OKARCHE, Oklahoma — A first-class relic of “native son” Stanley Rother was presented to his hometown parish during a recent much-anticipated Mass and special gathering.
The relic — a piece of the priest’s rib — was carried down the aisle in a reliquary shaped like a cross by his brother, Tom Rother, during the Mass on Oct. 15 at Holy Trinity Catholic Church, which Tom Rother and his family still attend, The Oklahoman reported.
The relic gifted to the Okarche church was the same that was viewed and venerated during the beatification Mass for Stanley Rother on Sept. 23 in Oklahoma City.
Archdiocese spokeswoman Diane Clay said there are three classes of sacred relics. A first-class relic, like the one presented to Holy Trinity, is part of the body of a person who has been beatified or recognized as a saint. A second-class relic is a piece of the saint’s or beatified one’s clothing or something used by the individual. A third-class relic is an object that has been touched by a first-class relic. A reliquary is a container for relics.
Clay said the Rother relic presented to Holy Trinity was prepared in Rome and is the larger relic of several prepared there. She said the Archbishop Paul Coakley of the Archdiocese of Oklahoma City, has provided some of the smaller relics to other bishops.
Several Holy Trinity parishioners, including a member of Rother’s family, said they were thrilled to have the relic in their parish.
“I think it’s wonderful,” Marti Rother, wife of Tom Rother and Stanley Rother’s sister-in-law, said with a smile. “I just think it’s something we will each go to every day to pray to. I’m so happy.”
Steve Knecht shared similar sentiments.
“Officially, it’s a way that we can pray to Father Rother for God to bless us,” he said.

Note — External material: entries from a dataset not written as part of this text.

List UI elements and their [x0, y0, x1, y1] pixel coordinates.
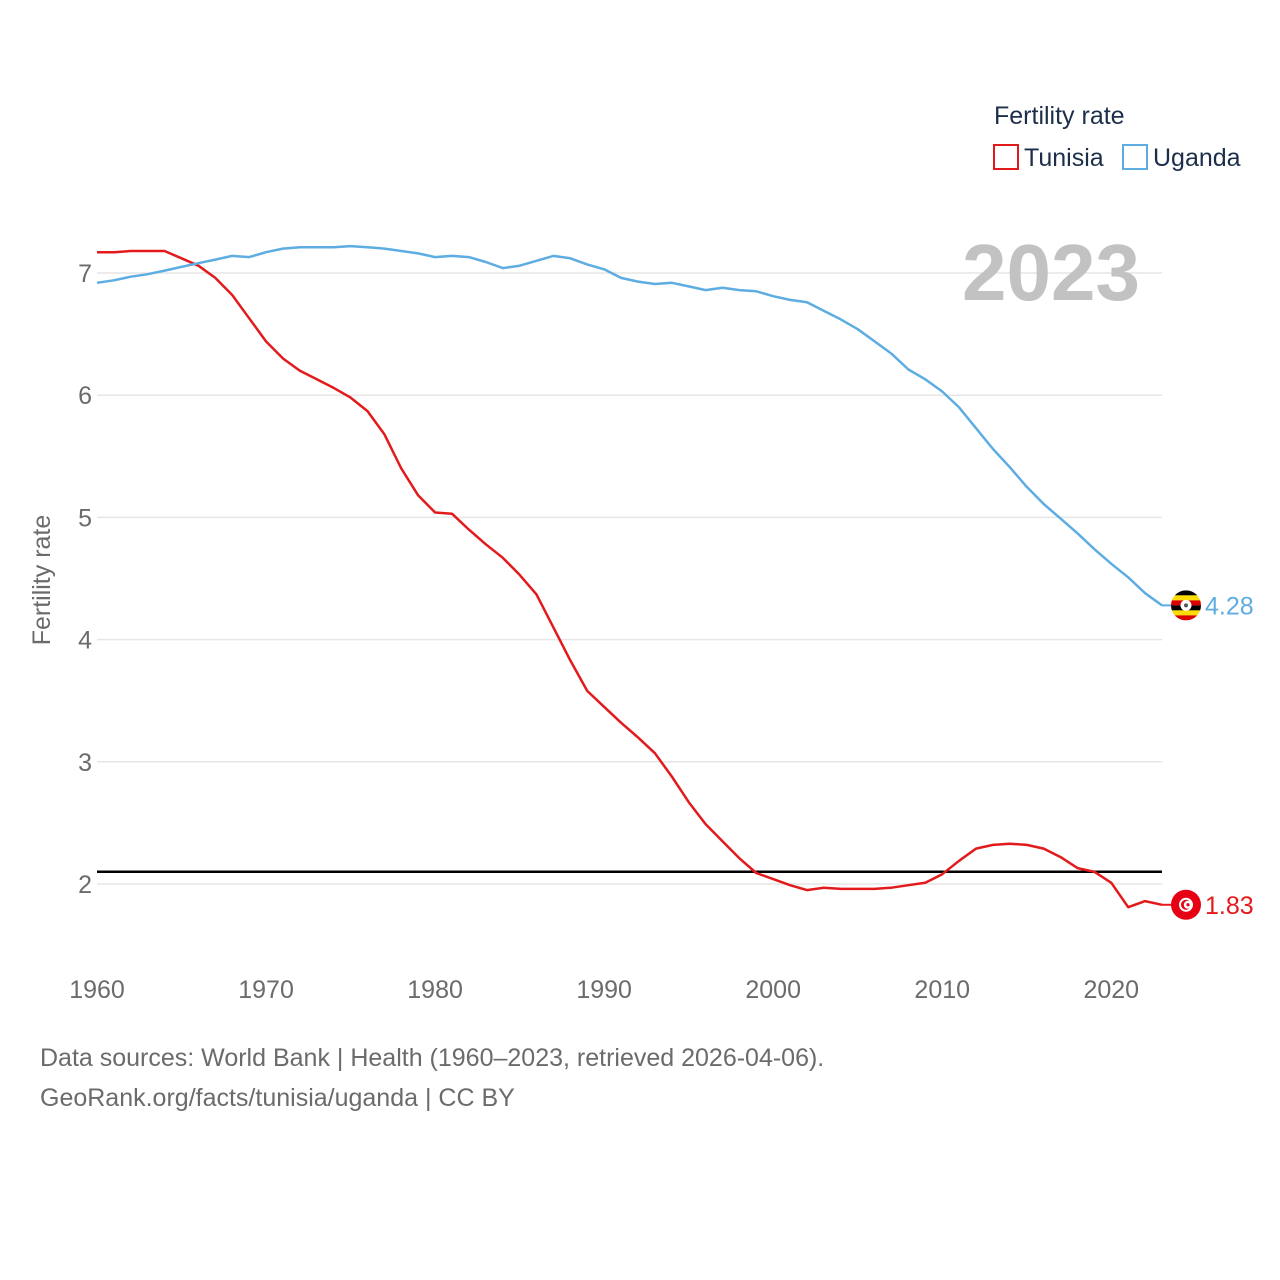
end-value-label-tunisia: 1.83	[1205, 892, 1254, 920]
attribution-link[interactable]: GeoRank.org/facts/tunisia/uganda | CC BY	[40, 1084, 515, 1112]
series-line-tunisia[interactable]	[97, 249, 1163, 909]
y-tick-label: 5	[78, 504, 92, 532]
year-watermark: 2023	[962, 228, 1140, 317]
x-tick-label: 1990	[576, 976, 632, 1004]
uganda-flag-icon	[1171, 590, 1201, 621]
legend-item-tunisia[interactable]: Tunisia	[993, 144, 1104, 172]
grid-lines	[97, 272, 1162, 885]
legend-label-tunisia: Tunisia	[1024, 144, 1104, 172]
series-lines	[96, 244, 1163, 909]
x-tick-label: 1970	[238, 976, 294, 1004]
y-tick-label: 4	[78, 627, 92, 655]
x-tick-label: 2010	[914, 976, 970, 1004]
legend-swatch-tunisia	[993, 144, 1019, 170]
x-axis-ticks: 1960 1970 1980 1990 2000 2010 2020	[69, 976, 1139, 1004]
y-tick-label: 3	[78, 749, 92, 777]
x-tick-label: 1960	[69, 976, 125, 1004]
x-tick-label: 1980	[407, 976, 463, 1004]
end-value-label-uganda: 4.28	[1205, 592, 1254, 620]
y-tick-label: 6	[78, 382, 92, 410]
y-tick-label: 7	[78, 260, 92, 288]
legend: Fertility rate Tunisia Uganda	[993, 102, 1241, 172]
data-source-note: Data sources: World Bank | Health (1960–…	[40, 1044, 825, 1072]
series-line-uganda[interactable]	[96, 244, 1163, 607]
x-tick-label: 2000	[745, 976, 801, 1004]
tunisia-flag-icon	[1171, 889, 1201, 920]
legend-swatch-uganda	[1122, 144, 1148, 170]
legend-title: Fertility rate	[994, 102, 1125, 130]
x-tick-label: 2020	[1083, 976, 1139, 1004]
series-endpoints: 1.83 4.28	[1162, 590, 1254, 920]
y-axis-ticks: 2 3 4 5 6 7	[78, 260, 92, 899]
y-tick-label: 2	[78, 871, 92, 899]
y-axis-label: Fertility rate	[28, 515, 56, 646]
legend-label-uganda: Uganda	[1153, 144, 1241, 172]
legend-item-uganda[interactable]: Uganda	[1122, 144, 1241, 172]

Church members Jenny Arms and Angelica Mojica said when they arrived at the church for Mass, they were pleasantly surprised to learn that the relic presentation was to occur.
“I think it’s an honor that we will have someone from our small town who will be a saint,” Arms said.
Mojica, who was asked to be one of the altar servers, agreed.
“It’s pretty amazing,” she said.
Father John Peter Swaminathan, Holy Trinity’s pastor, thanked Coakley for remaining true to his promise to give the relic a permanent home at the church that Rother attended as a youth.
“A small town in Oklahoma has now become a prominent place on the U.S. map,” Swaminathan said, anticipating thousands of visitors to Rother’s hometown parish.
He told the gathered crowd that the relic would be installed in a place of prominence at the church, next to a statue of the Blessed Mother for people to light holy candles, pray and request Rother’s intercession.
In his homily, Coakley said it was a joy to bring the major relic to Holy Trinity where it would be venerated — honored — by the faithful. He said Rother lived out many years of his life as a Christian witness in the small Okarche parish.
“He is, for us, a witness. He is, for us, an intercessor and in a special way, he is, for this parish, a son and a brother,” the archbishop said.
Similar to Rother’s beatification, the Oct. 15 Mass served as a reminder that the priest’s life and legacy forever connects Oklahoma and Guatemala.
Rother was 46 when he was killed July 28, 1981, by unknown assailants in Guatemala. An Okarche native, Rother was an Archdiocese of Oklahoma City priest serving as pastor of the Santiago Atitlan parish in Guatemala at the time of his death.
His body was buried first in Okarche and more recently, exhumed for interment at a cemetery in Oklahoma City until they will be permanently housed in a planned shrine planned for the city’s south side. His heart is buried in Guatemala.
A contingent of Guatemalans from St. Patrick Catholic Church in Oklahoma City attended the recent Mass at Holy Trinity, and they brought with them music and food highlighting Guatemalan culture.
A band of Guatemalans performed outside Holy Trinity before and after the Oct. 15 Mass and the Guatemalans prepared food for the people who attended the special gathering.
Marco Maldonado, speaking through translator Maria Escobar, thanked Holy Trinity parish for inviting the Guatemalans to participate in the day’s activities.
“We appreciated what he did for our community in Guatemala,” Maldonado said. ‘That is why each of us is to follow what he did and give our lives for others.”
An AP Member Exchange shared by The Oklahoman.